Esa misma verdad se aplica a las estructuras humanas, a las creencias, la política, o las relaciones personales. Es evidente que, cuando hay varios seres pensantes (y con finalidades particulares) juzgando un hecho complejo y humano, al carecer de termómetros o reglas que puedan medir los conceptos, resulta considerablemente más complicado hallar un consenso sobre la verdad de las cosas. Aún así, cada individuo cree que existe tal verdad subyacente, y se tiende a creer que la opinión de uno es quien la ha desvelado. Puede que una persona cambie de opinión ante argumentos o hechos, pero entonces adopta la otra verdad como la Verdad, aceptando haberse equivocado. Porque la verdad solo puede ser una.

Tan arraigada tenemos esta idea que dudar de la unicidad de la verdad es dudar de los hilos en que se teje nuestra existencia. Pero siguiendo el símil, no tiene por qué solo haber un hilo, mientras haya una urdimbre que los sustente.
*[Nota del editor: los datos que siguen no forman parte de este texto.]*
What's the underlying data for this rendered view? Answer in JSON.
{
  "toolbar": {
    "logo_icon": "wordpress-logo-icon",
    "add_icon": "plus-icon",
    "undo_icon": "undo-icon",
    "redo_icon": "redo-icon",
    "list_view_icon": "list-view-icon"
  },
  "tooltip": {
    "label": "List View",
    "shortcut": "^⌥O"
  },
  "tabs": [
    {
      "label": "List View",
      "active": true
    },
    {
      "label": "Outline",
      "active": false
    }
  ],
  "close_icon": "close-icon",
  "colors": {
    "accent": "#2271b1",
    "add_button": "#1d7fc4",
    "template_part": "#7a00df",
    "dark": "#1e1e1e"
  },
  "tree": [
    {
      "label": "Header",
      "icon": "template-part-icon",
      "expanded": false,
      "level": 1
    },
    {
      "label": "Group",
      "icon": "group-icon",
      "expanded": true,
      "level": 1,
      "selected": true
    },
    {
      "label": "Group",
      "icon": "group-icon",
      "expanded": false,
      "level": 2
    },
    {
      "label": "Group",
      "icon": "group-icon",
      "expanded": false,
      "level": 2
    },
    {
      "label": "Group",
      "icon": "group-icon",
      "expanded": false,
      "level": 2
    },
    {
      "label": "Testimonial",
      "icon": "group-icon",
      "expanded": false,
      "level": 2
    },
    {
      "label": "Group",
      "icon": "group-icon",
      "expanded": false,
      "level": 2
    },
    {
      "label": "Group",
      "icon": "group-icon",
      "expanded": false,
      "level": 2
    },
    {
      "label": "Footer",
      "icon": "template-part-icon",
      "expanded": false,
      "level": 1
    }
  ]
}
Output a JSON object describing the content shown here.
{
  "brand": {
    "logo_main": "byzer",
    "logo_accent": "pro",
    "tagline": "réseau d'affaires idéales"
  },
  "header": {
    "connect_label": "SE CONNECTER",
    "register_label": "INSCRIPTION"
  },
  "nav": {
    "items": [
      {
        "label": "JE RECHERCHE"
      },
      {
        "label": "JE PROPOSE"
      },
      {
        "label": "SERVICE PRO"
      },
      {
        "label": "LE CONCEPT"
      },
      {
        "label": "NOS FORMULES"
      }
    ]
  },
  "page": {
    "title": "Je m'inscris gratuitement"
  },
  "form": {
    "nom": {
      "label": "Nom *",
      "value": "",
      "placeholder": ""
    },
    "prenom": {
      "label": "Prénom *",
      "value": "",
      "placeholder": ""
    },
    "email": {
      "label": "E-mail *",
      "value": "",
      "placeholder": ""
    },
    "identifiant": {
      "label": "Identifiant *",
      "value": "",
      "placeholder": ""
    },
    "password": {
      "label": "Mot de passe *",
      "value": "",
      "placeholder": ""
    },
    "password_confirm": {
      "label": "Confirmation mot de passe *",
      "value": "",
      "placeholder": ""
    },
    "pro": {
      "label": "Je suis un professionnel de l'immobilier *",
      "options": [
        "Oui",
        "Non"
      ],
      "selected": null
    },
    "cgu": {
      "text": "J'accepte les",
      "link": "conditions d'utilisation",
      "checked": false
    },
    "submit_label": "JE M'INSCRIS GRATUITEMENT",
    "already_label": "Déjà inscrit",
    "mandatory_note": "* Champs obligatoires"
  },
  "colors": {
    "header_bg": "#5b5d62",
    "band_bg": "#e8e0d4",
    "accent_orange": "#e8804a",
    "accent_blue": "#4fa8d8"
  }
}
Todavía más cuando intentamos dilucidar conceptos algo abstractos, que existen de igual manera que es el verbo al ser pronunciado: por autogénesis de la consciencia. El sistema de la verdad humana está presente en todo aquello que hemos excretado al universo, desde la civilización a las herramientas. Es por ejemplo la base binaria con que hemos diseñado los ordenadores, y mana de la categorización primigenia que entienden los seres vivos, de bueno y malo, que es vida y muerte. ¿Pero acaso las piedras mueren? ¿O la felicidad puede extrapolarse al agua? Entonces ¿por qué nos empeñamos en pensar que el mundo que alberga nuestras vidas funciona igual que un ser humano?

Hay una gradación, y después una interpretación, que son imposibles sin la intervención de un ser consciente. No hay una verdad que el ser humano pueda llegar a conocer, hay una verdad que nunca podremos conocer por su carácter no-concreto (no pudiéndose encapsular por los límites del nombre), y seguidamente, está la consciencia pretendiendo clasificar y archivar lo que ve u oye con tal de entender el entorno. En consecuencia, la verdad a la que podemos acceder siempre será subjetiva. Cada uno tiene su verdad, y cada siglo o sociedad tiene las suyas. Tan mentiras como se nos presentan hoy las verdades de los hombres del ayer, son los preceptos actuales que mañana serán rebatidos.

¿Y cuál es la verdad? ¿La de ayer, la de hoy, o la de mañana? Pues ninguna de ellas. La Verdad es una palabra que sirve para santificar concepciones o ideas, y ocultar a nuestra mente aquello que no nos interesa poner en tela de juicio. Pero, no nos interesa … ¿para qué?

Bueno, hay verdades que es mejor no conocerlas, o al menos eso pretenderá impediros vuestra mente.